I can walk into five different shop and get serice kit and parts for any major brand no problem.
I want service kits because I go diving in places where
there are no supply chains. Somehow, even in these remote dive locations, if I have a service kit, the local barefoot DM always volunteers to do the work on a log that serves as a workbench/hitching post for a donkey.
Usually I give him a 'pocket-tool' just to say thanks and so he doesn't have to finagle it with that rusty screwdriver. He usually still has and uses a selection of rocks of certain shapes that are used for whacking stuff. The reg is serviced and operational before the next dive, and he has a collection of some serviceable used parts (plus a shiny new pocket tool), so it's a win-win for everyone.

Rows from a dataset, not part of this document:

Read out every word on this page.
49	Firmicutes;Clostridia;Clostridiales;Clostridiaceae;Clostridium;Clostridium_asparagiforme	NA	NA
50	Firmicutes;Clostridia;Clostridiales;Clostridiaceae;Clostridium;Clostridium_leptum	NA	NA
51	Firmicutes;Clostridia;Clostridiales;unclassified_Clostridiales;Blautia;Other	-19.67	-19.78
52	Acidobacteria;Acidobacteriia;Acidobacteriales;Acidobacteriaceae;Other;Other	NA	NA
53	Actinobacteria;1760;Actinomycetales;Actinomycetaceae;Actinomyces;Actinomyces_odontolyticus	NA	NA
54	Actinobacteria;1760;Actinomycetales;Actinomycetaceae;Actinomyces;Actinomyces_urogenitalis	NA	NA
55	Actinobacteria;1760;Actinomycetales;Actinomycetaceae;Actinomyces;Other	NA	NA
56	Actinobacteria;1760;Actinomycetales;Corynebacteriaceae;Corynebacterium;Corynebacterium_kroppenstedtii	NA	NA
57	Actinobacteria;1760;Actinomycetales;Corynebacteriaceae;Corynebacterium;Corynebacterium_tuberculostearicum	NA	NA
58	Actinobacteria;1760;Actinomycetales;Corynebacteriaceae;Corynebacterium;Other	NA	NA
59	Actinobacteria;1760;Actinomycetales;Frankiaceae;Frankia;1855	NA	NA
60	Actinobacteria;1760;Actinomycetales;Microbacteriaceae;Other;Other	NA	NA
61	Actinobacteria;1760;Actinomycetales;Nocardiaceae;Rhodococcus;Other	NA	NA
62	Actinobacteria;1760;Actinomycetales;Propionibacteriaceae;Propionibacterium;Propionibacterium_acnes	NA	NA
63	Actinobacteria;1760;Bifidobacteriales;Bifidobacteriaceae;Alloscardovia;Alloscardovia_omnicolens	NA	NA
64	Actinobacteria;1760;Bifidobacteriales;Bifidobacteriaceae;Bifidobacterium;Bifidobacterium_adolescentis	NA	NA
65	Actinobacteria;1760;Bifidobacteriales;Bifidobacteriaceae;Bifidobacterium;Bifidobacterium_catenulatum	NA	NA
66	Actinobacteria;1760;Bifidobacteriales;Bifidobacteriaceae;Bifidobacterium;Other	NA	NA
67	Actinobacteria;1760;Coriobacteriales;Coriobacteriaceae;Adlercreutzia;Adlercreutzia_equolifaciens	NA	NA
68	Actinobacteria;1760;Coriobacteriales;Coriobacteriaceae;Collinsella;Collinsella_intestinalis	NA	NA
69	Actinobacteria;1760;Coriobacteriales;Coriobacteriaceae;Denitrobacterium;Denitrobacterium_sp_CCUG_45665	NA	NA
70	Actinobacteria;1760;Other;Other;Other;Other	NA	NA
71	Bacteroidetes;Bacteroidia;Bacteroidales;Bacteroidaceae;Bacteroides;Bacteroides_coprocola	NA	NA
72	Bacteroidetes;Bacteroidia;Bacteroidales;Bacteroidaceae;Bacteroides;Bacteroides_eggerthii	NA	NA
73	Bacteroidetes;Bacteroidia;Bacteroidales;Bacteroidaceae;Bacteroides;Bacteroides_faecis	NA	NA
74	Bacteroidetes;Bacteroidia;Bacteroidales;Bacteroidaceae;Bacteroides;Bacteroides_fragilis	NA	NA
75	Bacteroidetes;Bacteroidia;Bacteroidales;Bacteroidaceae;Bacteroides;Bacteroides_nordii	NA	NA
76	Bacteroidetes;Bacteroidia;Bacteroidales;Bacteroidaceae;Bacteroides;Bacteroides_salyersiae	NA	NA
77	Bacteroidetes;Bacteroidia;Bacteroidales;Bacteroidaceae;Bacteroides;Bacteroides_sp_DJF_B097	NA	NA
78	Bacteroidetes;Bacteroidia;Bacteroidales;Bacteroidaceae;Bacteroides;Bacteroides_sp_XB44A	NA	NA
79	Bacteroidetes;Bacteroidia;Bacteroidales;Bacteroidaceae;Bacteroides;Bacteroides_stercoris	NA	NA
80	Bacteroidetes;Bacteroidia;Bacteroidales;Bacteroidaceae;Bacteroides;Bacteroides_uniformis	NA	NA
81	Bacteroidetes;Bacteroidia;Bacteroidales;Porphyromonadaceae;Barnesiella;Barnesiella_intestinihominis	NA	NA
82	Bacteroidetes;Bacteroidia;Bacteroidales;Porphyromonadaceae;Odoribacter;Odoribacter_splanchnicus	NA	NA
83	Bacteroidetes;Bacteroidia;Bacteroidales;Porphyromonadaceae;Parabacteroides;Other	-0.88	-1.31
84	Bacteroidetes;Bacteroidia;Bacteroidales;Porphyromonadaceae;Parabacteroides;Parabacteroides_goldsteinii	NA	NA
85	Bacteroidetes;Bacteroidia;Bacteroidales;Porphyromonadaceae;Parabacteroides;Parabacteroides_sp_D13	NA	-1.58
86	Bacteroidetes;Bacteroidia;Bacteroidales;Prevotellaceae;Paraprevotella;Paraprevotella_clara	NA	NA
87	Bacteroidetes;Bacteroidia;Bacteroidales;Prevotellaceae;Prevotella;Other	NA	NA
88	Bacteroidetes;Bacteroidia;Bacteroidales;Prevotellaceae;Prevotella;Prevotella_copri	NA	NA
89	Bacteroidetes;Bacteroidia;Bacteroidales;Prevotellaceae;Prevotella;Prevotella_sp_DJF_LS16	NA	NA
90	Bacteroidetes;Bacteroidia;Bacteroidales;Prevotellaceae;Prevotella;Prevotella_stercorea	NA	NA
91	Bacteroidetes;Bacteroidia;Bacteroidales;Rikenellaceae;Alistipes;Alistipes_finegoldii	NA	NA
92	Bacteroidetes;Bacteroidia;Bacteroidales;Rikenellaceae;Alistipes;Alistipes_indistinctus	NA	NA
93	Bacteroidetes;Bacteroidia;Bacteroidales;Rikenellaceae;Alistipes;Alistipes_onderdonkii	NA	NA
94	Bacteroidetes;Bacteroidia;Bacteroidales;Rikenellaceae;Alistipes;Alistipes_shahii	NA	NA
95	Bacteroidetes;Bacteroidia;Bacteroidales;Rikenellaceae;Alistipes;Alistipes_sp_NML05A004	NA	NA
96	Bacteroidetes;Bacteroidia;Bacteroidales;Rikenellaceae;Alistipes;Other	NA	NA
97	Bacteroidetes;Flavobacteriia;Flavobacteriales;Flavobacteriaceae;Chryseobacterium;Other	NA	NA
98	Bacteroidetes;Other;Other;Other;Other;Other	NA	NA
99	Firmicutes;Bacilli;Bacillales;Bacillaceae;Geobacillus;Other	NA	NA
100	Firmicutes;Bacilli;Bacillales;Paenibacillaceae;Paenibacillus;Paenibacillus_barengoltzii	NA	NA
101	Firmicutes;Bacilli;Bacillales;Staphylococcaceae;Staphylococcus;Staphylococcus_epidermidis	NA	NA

If one of our party members insist on bringing his Poseidon regs, they're smart enough to bring their own kits. If you have a Sherwood, they're universally serviceable and interchange parts can be found in even the most remote diving operation or in a pinch you could cobble them out of a dead BIC lighter and a bicycle inner tube.
I can't get parts from the guy who trained me because he died at age 87 ~ let's face facts here, a regulator is a regulator. It isn't rocket surgery. But there are 100 spurious arguments to the contrary.
I appreciate the need for an LDS to withhold parts form consumers to protect profit margins, unfortunately they hide behind the lame excuse of liability from non-certified people performing technical tasks.
This is what the Glock pistol company does, but they make no such claims as to fear of increased liability. You just are a yearly certified Glock armorer, or you can not get the parts. Period, no explanation given or implied. It protects the supply chain.
All of my above silly rambling aside,
the dive industry already knows exactly what the consumer "wants", and they are in no uncertain terms giving it to us.
They know the majority of new gear buyers are
hot for
shiny metal objects with serial numbers and circuit boards.
To this last available buying market, reliance upon technology is in their DNA. Thus, technology is what they offer. Titanium underwear and more.
They cater to the lowest common denominator which they themselves have created. Consider: Are any of the major BCD suppliers offering a viable and competitive BPW alternative? Why are the major manufacturers offering a string of functionally identical regulators at a preposterously wide price spread?